So beginning a column about the recent launch of the 3G iPhone and its supporting App Store requires, I guess, some kind of accusation that if you don't know what I'm talking about you're living under a rock or some other dank place. But let's skip the preamble and get to the point: although populated with great content, I've been left a bit wary by the launch of the iPhone games despite starting out, last Friday, as an eager reporter thinking it might herald the next big thing.

The problem is that, as can often be the case with new games platforms, the best-selling games aren't the best ones available.
The arrival of the App Store heralded the release of, according to Apple CEO Steve Jobs, over 160 games. And there are, of course, some truly amazing things about that.
Undeniably, it's the biggest launch line up ever for a games platform.
Definitely, the 70 per cent revenue split is spectacular - trumping Xbox Live, PSN and WiiWare overnight.
Plus, the fact that small developers - puzzler Trism was developed by one man, for instance - can stand shoulder-to-shoulder on a (relatively) open platform for distribution to a piece of fixed hardware is something almost no one else can offer.
And yes, Super Monkey Ball being the best-selling App says a lot about the tastes of the downloading consumer - they do want games, and they will pay for them from day one without a demo.

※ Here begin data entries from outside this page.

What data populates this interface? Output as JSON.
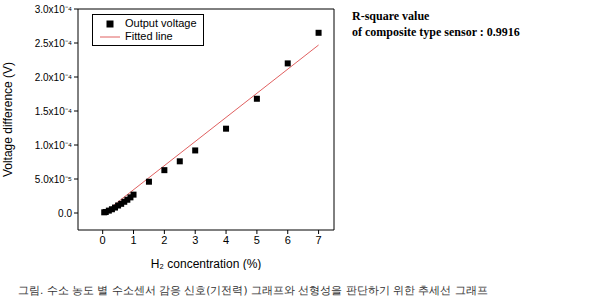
{
  "chart_data": {
    "type": "scatter",
    "x_label": "H₂ concentration (%)",
    "y_label": "Voltage difference (V)",
    "legend": "upper left",
    "series": [
      {
        "name": "Output voltage",
        "type": "scatter",
        "marker": "square",
        "color": "#000000",
        "x": [
          0.05,
          0.1,
          0.2,
          0.3,
          0.4,
          0.5,
          0.6,
          0.7,
          0.8,
          0.9,
          1.0,
          1.5,
          2,
          2.5,
          3,
          4,
          5,
          6,
          7
        ],
        "values": [
          1e-06,
          1.5e-06,
          3.5e-06,
          5.5e-06,
          8e-06,
          1.1e-05,
          1.35e-05,
          1.65e-05,
          1.95e-05,
          2.3e-05,
          2.7e-05,
          4.6e-05,
          6.3e-05,
          7.6e-05,
          9.2e-05,
          0.000124,
          0.000168,
          0.00022,
          0.000265
        ]
      },
      {
        "name": "Fitted line",
        "type": "line",
        "line_style": "solid",
        "color": "#e06060",
        "x": [
          0.05,
          7
        ],
        "values": [
          5e-07,
          0.000247
        ]
      }
    ],
    "xlim": [
      -0.8,
      7.5
    ],
    "xticks": [
      0,
      1,
      2,
      3,
      4,
      5,
      6,
      7
    ],
    "ylim": [
      -2.5e-05,
      0.0003
    ],
    "yticks": [
      {
        "value": 0,
        "label": "0.0"
      },
      {
        "value": 5e-05,
        "label": "5.0x10⁻⁵"
      },
      {
        "value": 0.0001,
        "label": "1.0x10⁻⁴"
      },
      {
        "value": 0.00015,
        "label": "1.5x10⁻⁴"
      },
      {
        "value": 0.0002,
        "label": "2.0x10⁻⁴"
      },
      {
        "value": 0.00025,
        "label": "2.5x10⁻⁴"
      },
      {
        "value": 0.0003,
        "label": "3.0x10⁻⁴"
      }
    ],
    "annotations": [
      "R-square value",
      "of composite type sensor : 0.9916"
    ],
    "caption": "그림. 수소 농도 별 수소센서 감응 신호(기전력) 그래프와 선형성을 판단하기 위한 추세선 그래프"
  }
}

But once the excitement calms down - what next?
Super Monkey Ball is a bit of a red herring, I'd say. Backed by Apple and Sega (hardly anyone else will be able to claim similar support with their iPhone/iPod Touch games), and a games brand that's six years and a variety of iterations in the making, it's in fact the exact kind of game that I was dreading would dominate the iPhone. A predictable, franchise game made by a big publisher.
Case in point: a number of better games came out at launch, including the above mentioned Trism, plus a number of games by Publisher X, which includes excellent mobile game Critter Crunch, and the physics puzzler (and potential UGC revolutionary) Aqua Forest - and while they were backed with press releases, they aren't even in the top 30 of iPhone Apps. Predictably, Crash Bandicoot and Bomberman are.
The problem for me is that the iPhone/iPod Touch is a platform full of potential - but the most popular games on the system don't really prove it.
Of course, that in itself is an opportunity for the rest of the industry. But game developers need to make that decision and not follow the herd. Indeed, Super Monkey Ball could be a textbook example of what not to do for casual games - the title seems to be battery hungry and the controls can be alienating (there are no instructions and it can't be calibrated - user-friendly it is not).
So when the good games - many of them probably casual ones - appear for the iPhone and iPod touch, making use of the features and bringing new ideas into the mix, that's when we'll know the App Store and its touch-screen platforms have truly arrived.